Novices and less well-heeled buyers of art, on the other hand, are more apt to receive more sympathy from the courts if and when they accuse a dealer of intentionally misleading them as to the price, condition or rarity of an object, according to a number of lawyers active in the art field. In effect, there is a two-tiered system of justice based on what might be expected from an art buyer.
“Due diligence,” according to Judith Wallace, an attorney specializing in art law at Carter Ledyard & Milburn LLP, “is the factual investigation that a buyer undertakes before consummating a transaction, to confirm the essential assumptions of the transaction are correct.” In the art world, the essential issues that need to be checked are a work’s title (a title needs to be “clear,” meaning that that there are no liens, judgments or other encumbrances on the ownership of the art; that a dealer selling the artwork has the right to transfer title to the piece and that the art is not stolen property), authenticity (that it was created by the artist identified by the seller,) and the condition of the object.
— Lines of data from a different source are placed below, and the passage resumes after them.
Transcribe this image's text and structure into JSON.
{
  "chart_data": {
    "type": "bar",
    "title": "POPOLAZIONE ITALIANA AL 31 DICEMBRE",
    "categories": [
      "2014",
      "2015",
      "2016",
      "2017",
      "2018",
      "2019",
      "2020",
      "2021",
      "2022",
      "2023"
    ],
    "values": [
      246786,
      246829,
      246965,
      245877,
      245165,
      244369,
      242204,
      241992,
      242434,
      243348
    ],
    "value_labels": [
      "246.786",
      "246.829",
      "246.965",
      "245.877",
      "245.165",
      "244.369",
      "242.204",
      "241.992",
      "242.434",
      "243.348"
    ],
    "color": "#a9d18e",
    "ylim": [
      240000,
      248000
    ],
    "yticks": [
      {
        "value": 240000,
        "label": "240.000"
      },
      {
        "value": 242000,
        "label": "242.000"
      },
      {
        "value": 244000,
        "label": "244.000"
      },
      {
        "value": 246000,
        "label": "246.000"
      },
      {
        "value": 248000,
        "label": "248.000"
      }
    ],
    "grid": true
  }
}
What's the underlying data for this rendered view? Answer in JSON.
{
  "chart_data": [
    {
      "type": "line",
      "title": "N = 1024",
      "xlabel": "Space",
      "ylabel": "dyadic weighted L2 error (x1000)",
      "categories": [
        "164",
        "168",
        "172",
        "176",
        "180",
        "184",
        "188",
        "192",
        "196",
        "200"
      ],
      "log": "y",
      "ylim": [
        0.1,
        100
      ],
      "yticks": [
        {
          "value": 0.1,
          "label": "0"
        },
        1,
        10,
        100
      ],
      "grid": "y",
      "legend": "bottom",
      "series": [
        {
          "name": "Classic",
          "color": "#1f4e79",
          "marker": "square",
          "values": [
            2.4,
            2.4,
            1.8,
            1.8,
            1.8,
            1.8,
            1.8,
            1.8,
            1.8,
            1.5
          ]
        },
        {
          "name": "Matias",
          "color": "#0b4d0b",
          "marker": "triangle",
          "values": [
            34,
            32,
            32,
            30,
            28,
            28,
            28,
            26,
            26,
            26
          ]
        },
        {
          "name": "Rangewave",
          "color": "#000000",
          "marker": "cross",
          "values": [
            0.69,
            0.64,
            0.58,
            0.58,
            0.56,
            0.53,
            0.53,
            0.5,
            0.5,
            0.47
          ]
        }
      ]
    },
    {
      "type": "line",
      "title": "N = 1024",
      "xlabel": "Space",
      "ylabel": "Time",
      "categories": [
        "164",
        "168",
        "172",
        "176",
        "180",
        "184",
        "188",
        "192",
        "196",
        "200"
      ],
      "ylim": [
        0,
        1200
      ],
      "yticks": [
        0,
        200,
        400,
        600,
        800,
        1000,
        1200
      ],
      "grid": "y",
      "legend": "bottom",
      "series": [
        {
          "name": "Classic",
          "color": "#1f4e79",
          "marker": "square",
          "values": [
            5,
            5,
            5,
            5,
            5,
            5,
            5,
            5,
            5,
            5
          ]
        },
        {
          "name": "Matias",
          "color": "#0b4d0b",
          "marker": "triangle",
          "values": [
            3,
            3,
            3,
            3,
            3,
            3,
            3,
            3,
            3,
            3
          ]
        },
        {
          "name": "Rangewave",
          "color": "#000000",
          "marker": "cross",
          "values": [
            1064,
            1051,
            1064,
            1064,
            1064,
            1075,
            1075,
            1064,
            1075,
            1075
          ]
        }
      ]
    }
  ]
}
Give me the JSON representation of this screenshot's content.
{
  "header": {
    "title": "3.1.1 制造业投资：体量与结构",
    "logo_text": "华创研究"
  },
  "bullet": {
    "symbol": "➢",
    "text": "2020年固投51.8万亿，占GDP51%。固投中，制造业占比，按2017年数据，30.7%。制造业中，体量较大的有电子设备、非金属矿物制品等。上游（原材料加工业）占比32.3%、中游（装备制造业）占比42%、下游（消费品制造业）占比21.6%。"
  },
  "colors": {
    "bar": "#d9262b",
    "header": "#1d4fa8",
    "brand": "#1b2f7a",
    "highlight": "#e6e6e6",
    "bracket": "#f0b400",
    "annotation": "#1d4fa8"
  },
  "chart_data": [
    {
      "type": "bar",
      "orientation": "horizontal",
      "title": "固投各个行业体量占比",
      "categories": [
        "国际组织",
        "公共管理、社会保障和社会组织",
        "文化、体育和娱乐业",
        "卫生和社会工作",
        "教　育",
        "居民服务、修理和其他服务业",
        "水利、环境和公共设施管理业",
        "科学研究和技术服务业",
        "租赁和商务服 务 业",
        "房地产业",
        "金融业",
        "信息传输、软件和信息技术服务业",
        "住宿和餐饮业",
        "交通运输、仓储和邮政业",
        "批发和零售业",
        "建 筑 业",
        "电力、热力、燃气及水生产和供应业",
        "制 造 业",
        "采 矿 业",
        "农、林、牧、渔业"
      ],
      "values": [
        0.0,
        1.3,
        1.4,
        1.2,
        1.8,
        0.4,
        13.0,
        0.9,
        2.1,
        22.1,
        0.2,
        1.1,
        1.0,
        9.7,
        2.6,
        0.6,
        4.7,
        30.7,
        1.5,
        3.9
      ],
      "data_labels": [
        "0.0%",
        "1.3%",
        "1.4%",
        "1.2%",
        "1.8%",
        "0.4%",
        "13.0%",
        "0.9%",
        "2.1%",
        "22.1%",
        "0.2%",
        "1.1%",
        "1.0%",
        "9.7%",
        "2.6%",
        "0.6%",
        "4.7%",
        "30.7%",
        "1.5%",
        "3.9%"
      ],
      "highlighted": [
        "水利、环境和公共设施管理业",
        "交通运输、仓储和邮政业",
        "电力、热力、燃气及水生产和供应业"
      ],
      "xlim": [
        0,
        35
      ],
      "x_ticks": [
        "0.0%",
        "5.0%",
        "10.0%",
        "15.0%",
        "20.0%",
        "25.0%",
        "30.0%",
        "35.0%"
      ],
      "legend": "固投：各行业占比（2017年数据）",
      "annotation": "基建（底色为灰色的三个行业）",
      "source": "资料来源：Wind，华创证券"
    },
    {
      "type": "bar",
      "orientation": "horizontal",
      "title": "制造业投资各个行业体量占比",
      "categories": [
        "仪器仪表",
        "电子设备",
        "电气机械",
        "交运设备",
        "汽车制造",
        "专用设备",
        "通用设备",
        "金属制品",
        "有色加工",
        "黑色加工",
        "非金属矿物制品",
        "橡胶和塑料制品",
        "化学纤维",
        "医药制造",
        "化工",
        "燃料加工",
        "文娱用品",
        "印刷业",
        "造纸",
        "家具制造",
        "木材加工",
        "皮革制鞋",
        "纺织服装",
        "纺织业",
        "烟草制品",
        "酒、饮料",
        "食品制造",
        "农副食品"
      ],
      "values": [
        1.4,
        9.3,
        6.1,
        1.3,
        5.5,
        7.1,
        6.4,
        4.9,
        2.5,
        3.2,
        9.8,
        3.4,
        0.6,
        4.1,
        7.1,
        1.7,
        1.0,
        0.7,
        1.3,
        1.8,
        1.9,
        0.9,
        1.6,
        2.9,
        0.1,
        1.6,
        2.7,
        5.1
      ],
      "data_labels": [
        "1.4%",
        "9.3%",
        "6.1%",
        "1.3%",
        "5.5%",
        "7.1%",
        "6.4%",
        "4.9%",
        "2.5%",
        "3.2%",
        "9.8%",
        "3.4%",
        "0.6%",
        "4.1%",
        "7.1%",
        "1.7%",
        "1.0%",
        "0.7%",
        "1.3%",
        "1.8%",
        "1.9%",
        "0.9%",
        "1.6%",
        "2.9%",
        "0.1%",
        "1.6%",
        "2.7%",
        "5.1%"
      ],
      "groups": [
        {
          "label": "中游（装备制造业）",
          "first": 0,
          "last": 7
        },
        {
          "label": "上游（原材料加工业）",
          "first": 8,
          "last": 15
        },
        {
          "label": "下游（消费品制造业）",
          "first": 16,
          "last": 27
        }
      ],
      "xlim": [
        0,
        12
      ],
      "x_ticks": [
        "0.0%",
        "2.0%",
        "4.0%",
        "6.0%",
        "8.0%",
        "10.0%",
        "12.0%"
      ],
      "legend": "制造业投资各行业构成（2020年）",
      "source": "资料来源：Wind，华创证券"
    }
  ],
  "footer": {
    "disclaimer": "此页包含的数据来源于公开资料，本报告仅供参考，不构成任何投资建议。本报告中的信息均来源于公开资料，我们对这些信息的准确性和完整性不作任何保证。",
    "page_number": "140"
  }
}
The best approach to art purchases may be to conduct them, in legal parlance, at “arm’s length,” but the business aspect of it may be clouded by the aspect of friendship. Eric Grayson, a lawyer in Greenwich, Conn., who represented McKenzie, Jr. in his lawsuits against Forum Gallery, said that he doesn’t “believe in collectors being friends with the dealers they buy from. You may think that you are friends, but they think it is something else.” That view was seconded by Daniel S. Kokhba, a partner at Kantor, Davidoff, Mandelker, Twomey, Gallanty & Kesten, P.C. who specializes in art law. Kokhba noted that friendships between collectors and dealers “may sometimes be tactical. In the extreme, the dealer may use the friendship as a tactic to get the deal done.”
How do we describe the relationship between an art dealer and a longtime client? “It’s friendly. It may be very friendly,” said New York art lawyer Judd Grossman, while Chicago art lawyer Scott Hodes likened it to a marriage, in that when something goes wrong, hurt feelings arise and “it feels like a divorce.” Yet another art lawyer, Susan Duke Biederman, likened it to “Not a bromance exactly, but something between a personal and a business relationship.”
Wrapping a financial transaction inside an intimate social milieu enhances a buyer’s sense of well-being, Biederman noted, before adding: “I always get a little chest pain when I hear a client tell me he trusts the dealer.”